Option	Type	Default	Description
`apiKey`	`string`	—	OpenAI API key (direct mode)
`proxyUrl`	`string`	—	Proxy server URL (recommended for production)
`model`	`string`	`'tts-1'`	`'tts-1'` (fast, low latency) or `'tts-1-hd'` (higher quality)
`voice`	`string`	`'alloy'`	Voice identifier
`responseFormat`	`string`	`'mp3'`	Output format: `mp3`, `opus`, `aac`, `flac`, `wav`
`speed`	`number`	`1.0`	Speech speed multiplier (0.25 to 4.0)
`organizationId`	`string`	—	OpenAI organization ID for billing
`baseURL`	`string`	—	Custom API endpoint (e.g., Azure OpenAI)
`maxRetries`	`number`	`3`	Retry count for failed requests

Available voices

alloy, echo, fable, onyx, nova, shimmer

Each voice has distinct characteristics.

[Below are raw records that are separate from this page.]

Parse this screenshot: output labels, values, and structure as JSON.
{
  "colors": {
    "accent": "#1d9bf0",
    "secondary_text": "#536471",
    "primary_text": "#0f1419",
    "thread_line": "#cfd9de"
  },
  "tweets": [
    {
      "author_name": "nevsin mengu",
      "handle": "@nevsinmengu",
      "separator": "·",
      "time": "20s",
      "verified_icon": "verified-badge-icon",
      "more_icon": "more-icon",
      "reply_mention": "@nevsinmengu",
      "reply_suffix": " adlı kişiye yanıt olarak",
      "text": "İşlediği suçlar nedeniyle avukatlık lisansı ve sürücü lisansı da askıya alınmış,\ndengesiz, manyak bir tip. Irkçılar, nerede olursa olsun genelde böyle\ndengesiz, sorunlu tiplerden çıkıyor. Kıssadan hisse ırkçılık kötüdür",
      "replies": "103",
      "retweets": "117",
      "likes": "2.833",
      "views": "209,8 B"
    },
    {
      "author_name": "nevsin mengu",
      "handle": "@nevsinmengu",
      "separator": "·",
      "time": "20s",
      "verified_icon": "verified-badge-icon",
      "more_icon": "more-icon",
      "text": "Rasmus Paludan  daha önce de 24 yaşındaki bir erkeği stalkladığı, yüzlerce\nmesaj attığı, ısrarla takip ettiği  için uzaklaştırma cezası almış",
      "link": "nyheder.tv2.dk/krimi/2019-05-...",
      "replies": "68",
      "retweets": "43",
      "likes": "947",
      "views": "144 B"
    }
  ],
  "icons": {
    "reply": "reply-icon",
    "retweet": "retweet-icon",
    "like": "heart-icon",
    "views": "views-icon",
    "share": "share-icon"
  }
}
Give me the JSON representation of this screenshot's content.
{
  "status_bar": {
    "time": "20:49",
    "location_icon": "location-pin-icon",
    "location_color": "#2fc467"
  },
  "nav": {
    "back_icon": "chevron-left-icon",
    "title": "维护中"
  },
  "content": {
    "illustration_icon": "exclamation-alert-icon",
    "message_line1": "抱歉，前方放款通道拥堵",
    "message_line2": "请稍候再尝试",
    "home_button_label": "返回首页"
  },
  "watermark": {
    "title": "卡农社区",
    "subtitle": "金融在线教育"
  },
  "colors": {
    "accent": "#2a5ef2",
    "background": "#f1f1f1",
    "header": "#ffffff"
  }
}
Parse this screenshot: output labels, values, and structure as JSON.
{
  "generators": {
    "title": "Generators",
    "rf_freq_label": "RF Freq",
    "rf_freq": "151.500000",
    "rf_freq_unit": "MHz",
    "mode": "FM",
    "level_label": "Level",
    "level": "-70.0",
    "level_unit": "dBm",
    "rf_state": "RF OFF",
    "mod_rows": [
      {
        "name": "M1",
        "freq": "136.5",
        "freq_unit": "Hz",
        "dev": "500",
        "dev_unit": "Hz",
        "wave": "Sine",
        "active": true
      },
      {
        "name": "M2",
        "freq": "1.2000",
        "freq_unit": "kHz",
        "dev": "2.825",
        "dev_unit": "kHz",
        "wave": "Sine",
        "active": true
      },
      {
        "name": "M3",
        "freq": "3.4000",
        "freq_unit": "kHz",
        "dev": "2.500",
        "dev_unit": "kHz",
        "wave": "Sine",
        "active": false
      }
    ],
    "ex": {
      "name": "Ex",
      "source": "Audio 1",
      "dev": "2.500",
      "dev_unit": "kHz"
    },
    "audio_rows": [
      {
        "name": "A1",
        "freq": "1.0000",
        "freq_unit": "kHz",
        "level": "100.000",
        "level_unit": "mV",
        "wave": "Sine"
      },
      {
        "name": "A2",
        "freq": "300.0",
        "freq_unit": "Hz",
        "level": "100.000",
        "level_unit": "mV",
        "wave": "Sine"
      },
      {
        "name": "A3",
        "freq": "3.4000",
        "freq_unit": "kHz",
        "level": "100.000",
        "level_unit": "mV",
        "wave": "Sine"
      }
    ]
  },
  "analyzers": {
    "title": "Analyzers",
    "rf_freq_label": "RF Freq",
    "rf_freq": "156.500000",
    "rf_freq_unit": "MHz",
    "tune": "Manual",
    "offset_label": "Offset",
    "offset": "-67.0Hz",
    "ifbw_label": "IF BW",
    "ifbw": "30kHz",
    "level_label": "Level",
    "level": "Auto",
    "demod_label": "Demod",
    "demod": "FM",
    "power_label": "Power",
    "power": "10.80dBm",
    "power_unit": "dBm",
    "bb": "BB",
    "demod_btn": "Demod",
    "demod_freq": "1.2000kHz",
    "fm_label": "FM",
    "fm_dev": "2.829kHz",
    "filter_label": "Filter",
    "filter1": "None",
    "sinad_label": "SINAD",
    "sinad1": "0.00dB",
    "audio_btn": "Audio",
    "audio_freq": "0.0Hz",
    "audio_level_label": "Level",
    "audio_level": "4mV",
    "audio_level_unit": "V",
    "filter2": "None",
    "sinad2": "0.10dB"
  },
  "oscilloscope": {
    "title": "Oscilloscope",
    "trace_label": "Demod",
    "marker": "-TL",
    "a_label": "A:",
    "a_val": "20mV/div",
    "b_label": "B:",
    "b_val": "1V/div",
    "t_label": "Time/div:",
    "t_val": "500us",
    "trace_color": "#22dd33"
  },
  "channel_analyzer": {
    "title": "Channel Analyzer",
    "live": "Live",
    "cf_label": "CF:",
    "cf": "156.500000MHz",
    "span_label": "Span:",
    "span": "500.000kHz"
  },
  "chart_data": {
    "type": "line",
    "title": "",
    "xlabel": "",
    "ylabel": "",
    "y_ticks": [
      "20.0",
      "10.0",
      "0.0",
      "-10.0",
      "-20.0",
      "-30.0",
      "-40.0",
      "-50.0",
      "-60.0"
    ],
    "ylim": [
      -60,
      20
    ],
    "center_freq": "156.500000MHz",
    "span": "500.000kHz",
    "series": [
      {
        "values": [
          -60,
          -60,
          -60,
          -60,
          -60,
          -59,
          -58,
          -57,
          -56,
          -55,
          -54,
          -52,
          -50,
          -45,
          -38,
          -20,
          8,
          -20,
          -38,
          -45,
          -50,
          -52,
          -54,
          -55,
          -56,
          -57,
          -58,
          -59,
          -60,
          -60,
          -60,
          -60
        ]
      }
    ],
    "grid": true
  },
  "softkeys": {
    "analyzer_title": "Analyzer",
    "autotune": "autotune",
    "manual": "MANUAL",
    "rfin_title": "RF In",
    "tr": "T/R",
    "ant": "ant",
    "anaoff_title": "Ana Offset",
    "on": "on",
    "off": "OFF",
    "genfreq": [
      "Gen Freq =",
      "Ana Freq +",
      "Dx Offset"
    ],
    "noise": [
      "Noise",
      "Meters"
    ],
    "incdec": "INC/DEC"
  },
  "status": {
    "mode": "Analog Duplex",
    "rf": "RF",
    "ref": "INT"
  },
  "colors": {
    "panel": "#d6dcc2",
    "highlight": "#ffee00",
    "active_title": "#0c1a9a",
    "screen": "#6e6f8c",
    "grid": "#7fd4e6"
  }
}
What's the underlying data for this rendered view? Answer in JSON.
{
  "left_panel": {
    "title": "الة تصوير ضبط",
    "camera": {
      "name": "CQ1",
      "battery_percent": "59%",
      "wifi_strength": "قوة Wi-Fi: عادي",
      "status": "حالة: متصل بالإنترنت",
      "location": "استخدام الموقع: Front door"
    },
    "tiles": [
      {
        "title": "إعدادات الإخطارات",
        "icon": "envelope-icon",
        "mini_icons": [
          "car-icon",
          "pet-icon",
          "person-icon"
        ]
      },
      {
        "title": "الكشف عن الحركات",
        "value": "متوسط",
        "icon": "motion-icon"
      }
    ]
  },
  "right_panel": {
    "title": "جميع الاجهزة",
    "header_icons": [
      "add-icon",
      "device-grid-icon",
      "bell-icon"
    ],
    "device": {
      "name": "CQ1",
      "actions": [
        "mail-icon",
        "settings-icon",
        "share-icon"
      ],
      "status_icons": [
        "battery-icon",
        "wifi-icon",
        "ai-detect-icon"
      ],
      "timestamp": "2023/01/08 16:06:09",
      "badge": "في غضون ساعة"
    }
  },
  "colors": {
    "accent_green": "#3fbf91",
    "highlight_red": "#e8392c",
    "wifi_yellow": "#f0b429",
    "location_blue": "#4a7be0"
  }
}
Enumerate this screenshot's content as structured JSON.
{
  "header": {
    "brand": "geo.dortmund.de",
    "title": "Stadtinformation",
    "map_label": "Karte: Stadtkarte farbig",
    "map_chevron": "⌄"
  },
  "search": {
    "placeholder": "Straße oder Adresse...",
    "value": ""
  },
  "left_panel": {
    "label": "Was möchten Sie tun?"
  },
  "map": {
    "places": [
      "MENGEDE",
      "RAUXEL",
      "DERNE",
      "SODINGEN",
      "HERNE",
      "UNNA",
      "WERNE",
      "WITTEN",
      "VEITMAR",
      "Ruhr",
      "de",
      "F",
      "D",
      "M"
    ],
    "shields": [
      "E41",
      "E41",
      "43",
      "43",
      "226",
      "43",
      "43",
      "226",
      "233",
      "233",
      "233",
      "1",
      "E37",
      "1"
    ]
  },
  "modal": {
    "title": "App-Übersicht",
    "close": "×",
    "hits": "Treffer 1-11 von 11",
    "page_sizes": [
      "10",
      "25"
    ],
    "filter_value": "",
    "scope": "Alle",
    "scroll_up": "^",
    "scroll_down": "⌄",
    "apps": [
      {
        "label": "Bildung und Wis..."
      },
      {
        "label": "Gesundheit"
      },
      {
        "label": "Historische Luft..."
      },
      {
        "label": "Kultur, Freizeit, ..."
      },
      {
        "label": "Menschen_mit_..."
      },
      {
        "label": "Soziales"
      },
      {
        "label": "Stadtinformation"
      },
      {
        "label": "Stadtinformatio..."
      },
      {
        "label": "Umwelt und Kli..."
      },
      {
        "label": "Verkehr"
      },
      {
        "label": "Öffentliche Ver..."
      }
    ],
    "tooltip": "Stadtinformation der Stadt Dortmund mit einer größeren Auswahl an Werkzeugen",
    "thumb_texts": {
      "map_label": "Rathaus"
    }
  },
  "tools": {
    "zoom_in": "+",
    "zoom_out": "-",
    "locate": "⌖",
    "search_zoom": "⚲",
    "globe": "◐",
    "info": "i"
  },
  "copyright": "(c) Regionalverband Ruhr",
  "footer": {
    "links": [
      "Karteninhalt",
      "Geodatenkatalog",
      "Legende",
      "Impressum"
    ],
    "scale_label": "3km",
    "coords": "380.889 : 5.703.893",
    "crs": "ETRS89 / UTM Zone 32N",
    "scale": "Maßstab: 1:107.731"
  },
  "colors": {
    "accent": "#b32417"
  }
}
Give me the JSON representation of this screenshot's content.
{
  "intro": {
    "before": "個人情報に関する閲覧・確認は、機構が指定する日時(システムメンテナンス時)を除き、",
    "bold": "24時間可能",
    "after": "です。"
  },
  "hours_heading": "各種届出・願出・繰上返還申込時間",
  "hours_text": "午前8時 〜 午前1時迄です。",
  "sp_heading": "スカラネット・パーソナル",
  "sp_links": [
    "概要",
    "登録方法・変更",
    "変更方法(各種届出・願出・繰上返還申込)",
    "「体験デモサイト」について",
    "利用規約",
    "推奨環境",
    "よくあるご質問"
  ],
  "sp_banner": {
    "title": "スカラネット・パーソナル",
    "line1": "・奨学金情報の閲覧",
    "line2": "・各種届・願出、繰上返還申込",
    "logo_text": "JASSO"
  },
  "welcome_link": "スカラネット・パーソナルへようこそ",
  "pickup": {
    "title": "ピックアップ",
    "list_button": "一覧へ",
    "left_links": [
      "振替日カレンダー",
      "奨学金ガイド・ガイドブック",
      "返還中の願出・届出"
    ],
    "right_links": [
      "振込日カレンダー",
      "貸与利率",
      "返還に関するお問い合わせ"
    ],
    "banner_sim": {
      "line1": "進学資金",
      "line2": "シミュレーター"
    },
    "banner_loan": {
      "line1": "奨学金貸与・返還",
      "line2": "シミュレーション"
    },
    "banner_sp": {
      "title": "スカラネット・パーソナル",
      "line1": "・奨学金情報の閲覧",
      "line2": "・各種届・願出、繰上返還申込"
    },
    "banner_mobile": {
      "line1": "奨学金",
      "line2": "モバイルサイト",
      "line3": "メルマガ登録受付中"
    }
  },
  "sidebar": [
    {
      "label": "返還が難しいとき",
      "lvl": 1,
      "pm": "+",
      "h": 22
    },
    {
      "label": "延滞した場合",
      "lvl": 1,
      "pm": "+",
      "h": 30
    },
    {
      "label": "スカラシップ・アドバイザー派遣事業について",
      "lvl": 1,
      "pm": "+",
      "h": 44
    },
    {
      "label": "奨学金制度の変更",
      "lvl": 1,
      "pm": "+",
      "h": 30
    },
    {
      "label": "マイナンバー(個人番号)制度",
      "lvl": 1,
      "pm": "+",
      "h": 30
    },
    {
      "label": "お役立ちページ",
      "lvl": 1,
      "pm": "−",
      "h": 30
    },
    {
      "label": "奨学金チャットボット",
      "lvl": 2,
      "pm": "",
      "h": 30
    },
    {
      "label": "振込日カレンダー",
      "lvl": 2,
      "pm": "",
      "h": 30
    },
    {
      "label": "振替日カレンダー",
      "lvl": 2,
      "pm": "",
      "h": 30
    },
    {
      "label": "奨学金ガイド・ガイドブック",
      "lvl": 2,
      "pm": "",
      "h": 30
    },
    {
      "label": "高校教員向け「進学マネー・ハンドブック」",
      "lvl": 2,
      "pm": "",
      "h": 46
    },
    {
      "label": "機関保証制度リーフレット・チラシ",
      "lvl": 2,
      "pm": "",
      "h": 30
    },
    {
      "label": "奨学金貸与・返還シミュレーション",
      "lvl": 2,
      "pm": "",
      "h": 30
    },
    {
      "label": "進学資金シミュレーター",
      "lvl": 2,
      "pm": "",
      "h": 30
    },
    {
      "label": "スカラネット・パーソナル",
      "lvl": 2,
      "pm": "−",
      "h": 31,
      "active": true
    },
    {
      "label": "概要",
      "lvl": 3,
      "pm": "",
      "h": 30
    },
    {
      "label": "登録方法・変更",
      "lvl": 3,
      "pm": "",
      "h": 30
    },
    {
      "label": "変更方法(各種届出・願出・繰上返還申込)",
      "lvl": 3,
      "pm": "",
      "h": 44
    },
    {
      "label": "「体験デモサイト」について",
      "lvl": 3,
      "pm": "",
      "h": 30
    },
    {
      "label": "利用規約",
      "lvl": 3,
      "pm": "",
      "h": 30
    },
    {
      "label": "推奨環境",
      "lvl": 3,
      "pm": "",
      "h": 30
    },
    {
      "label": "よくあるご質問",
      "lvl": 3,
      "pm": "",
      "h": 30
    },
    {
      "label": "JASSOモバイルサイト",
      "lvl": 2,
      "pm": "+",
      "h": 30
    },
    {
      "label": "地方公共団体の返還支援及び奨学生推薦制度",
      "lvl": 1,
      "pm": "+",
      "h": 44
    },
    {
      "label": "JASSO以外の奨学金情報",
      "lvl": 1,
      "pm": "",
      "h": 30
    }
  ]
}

Preview them in the OpenAI TTS guide.

Output formats

Format	Use case
`mp3`	Good compression, wide browser support (default)
`opus`	Best for streaming and low latency
`aac`	Optimized for mobile devices
`flac`	Lossless compression
`wav`	Uncompressed, highest quality

Complete example

import { CompositeVoice, DeepgramSTT, AnthropicLLM, OpenAITTS } from '@lukeocodes/composite-voice';

const tts = new OpenAITTS({
  proxyUrl: '/api/proxy/openai',
  model: 'tts-1-hd',
  voice: 'shimmer',
  responseFormat: 'opus',
  speed: 1.1,
});

const voice = new CompositeVoice({
  stt: new DeepgramSTT({ proxyUrl: '/api/proxy/deepgram' }),
  llm: new AnthropicLLM({
    proxyUrl: '/api/proxy/anthropic',
    model: 'claude-haiku-4-5',
  }),
  tts,
});

voice.on('tts:start', () => console.log('Speaking...'));
voice.on('tts:end', () => console.log('Done speaking'));

await voice.start();

Model selection

tts-1 — Optimized for real-time use. Lower latency, slightly lower audio quality. Best for voice pipelines where responsiveness matters.
tts-1-hd — Higher audio fidelity at the cost of increased latency. Best when audio quality is the priority.

Tips

OpenAI TTS has a 4096-character limit per request. CompositeVoice handles this automatically in the pipeline, but keep it in mind for standalone use.
The opus format gives the best balance of quality and size for browser playback.
OpenAITTS is REST-based, not streaming. The full audio Blob is returned after the API processes the entire input. For real-time streaming, consider DeepgramTTS.
Use baseURL to point at Azure OpenAI or any API-compatible endpoint. For CompositeVoice proxy routing, use proxyUrl instead.